When the economic-rescue plan was moving toward passage in the Senate last week, Sen. Barack Obama’s lead in the polls already was shrinking, and a Republican tax cutter was questioning his proposals to raise taxes on a weak economy.
Both developments revealed the Illinois liberal’s inherent weaknesses that John McCain needs to expose to turn around his lagging poll numbers.
First, a majority of voters still does not think the freshman senator is more adept at handling the challenges of war, national security and international crises.
Second, many Americans still harbor doubts about the core of Mr. Obama’s economic plan, asking, “How can raising taxes on businesses and investors help the economy begin to grow again?”
As the nation’s economic crisis worsened last month, Mr. Obama’s polls rose steadily - lengthening his lead over his Arizona rival. Near the end of September, Gallup’s daily tracking poll showed Mr. Obama with an 8-point lead. Mr. McCain had been sending mixed signals throughout the debate over the administration’s $700 billion rescue package. The two men had a split decision in their first debate, but the worsening economy trumped all that, boosting Mr. Obama’s demands for a fresh change in leadership.
Last week, during the ups and downs of the House’s stunning rejection of the rescue plan and its revival with an overwhelming vote of approval in the Senate, Gallup showed Mr. Obama’s lead shrinking to 7 percent, then 6 percent, and to a narrower 4 percent edge by week’s end.
Mr. McCain was fighting two opponents: Mr. Obama and a monster economic crisis that should have crushed him long ago. He showed he could handle Mr. Obama in a debate. But an economy now verging on the edge of recession - and that may fall into negative growth in this quarter - was much harder to overcome.
McCain campaign strategists last week hoped the economic-rescue bill would ease voters’ concern about the economy and that the stock market would turn around in October. But the economy’s broader direction was headed south, and that kind of headwind posed a much bigger challenge.
Republican strategists urged Mr.
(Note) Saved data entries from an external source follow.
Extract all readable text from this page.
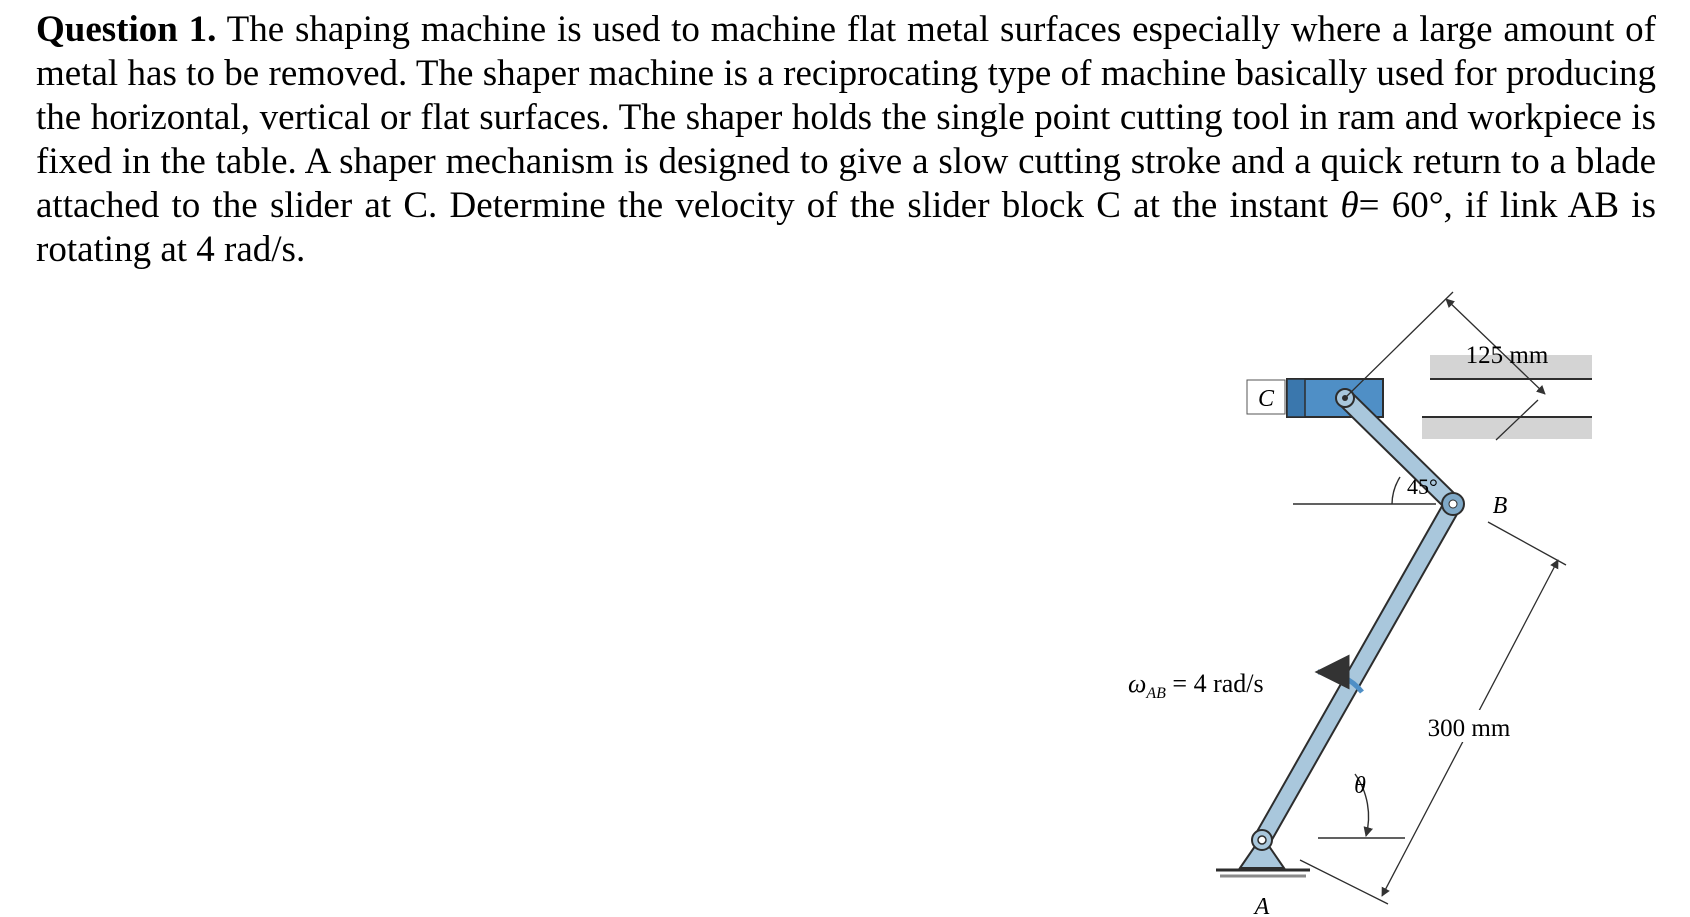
Question 1. The shaping machine is used to machine flat metal surfaces especially where a large amount of metal has to be removed. The shaper machine is a reciprocating type of machine basically used for producing the horizontal, vertical or flat surfaces. The shaper holds the single point cutting tool in ram and workpiece is fixed in the table. A shaper mechanism is designed to give a slow cutting stroke and a quick return to a blade attached to the slider at C. Determine the velocity of the slider block C at the instant θ= 60°, if link AB is rotating at 4 rad/s.
C
A
45°
B
θ
$\omega_{AB} = 4$ rad/s
125 mm
300 mm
McCain to step up his attacks on Mr. Obama’s anti-growth, tax-increase prescriptions for the economy and to push harder on his own pro-growth proposals: Cutting the corporate tax to make the United States more competitive abroad, ending the death tax and reducing the capital-gains tax to spur investment in the economy.
Last week, the McCain campaign brought out Jack Kemp, the architect of the Reagan tax cuts, who pointed out the bizarre nature of Mr. Obama’s plan to raise taxes on businesses in a sick economy. “I don’t know of an economic theory on the face of this Earth that suggests that raising tax rates on business, raising tax rates on small business, raising tax rates on investment capital, would be a good idea at a time of severe financial strain,” Mr. Kemp told reporters.
In 1960, when Sen. John F. Kennedy was running for president, the economy was growing at a lackluster rate. Kennedy’s prescription to “get the economy moving again” was to cut the top income-tax rate in the belief that, as he put it, “a rising tide lifts all boats.” His tax-cut plan was enacted, and the economy took off, ending that turbulent decade with a federal-budget surplus.
Mr. Obama, on the other hand, thinks people at the top don’t pay enough taxes and would raise the top rate to nearly 40 percent, even though the Internal Revenue Service notes the top 10 percent pay the most income taxes. His running mate, Sen. Joe Biden, said it was unpatriotic for wealthier Americans to oppose Mr. Obama’s proposed tax increases.
But the dirty little “income redistribution” secret in Mr. Obama’s plan is that he would use that money to give refundable tax credits to lower-income workers who pay no income taxes.
Mr. McCain can regain the political offensive on the economy by tearing into Mr. Obama’s plan to raise taxes on corporations and investors at a time when businesses are struggling to survive and desperately need capital to see them through hard times. Voters in fear of losing their jobs can identify with this. They know this is no time for the IRS to be sending business people higher tax bills when they can’t pay the bills they face now.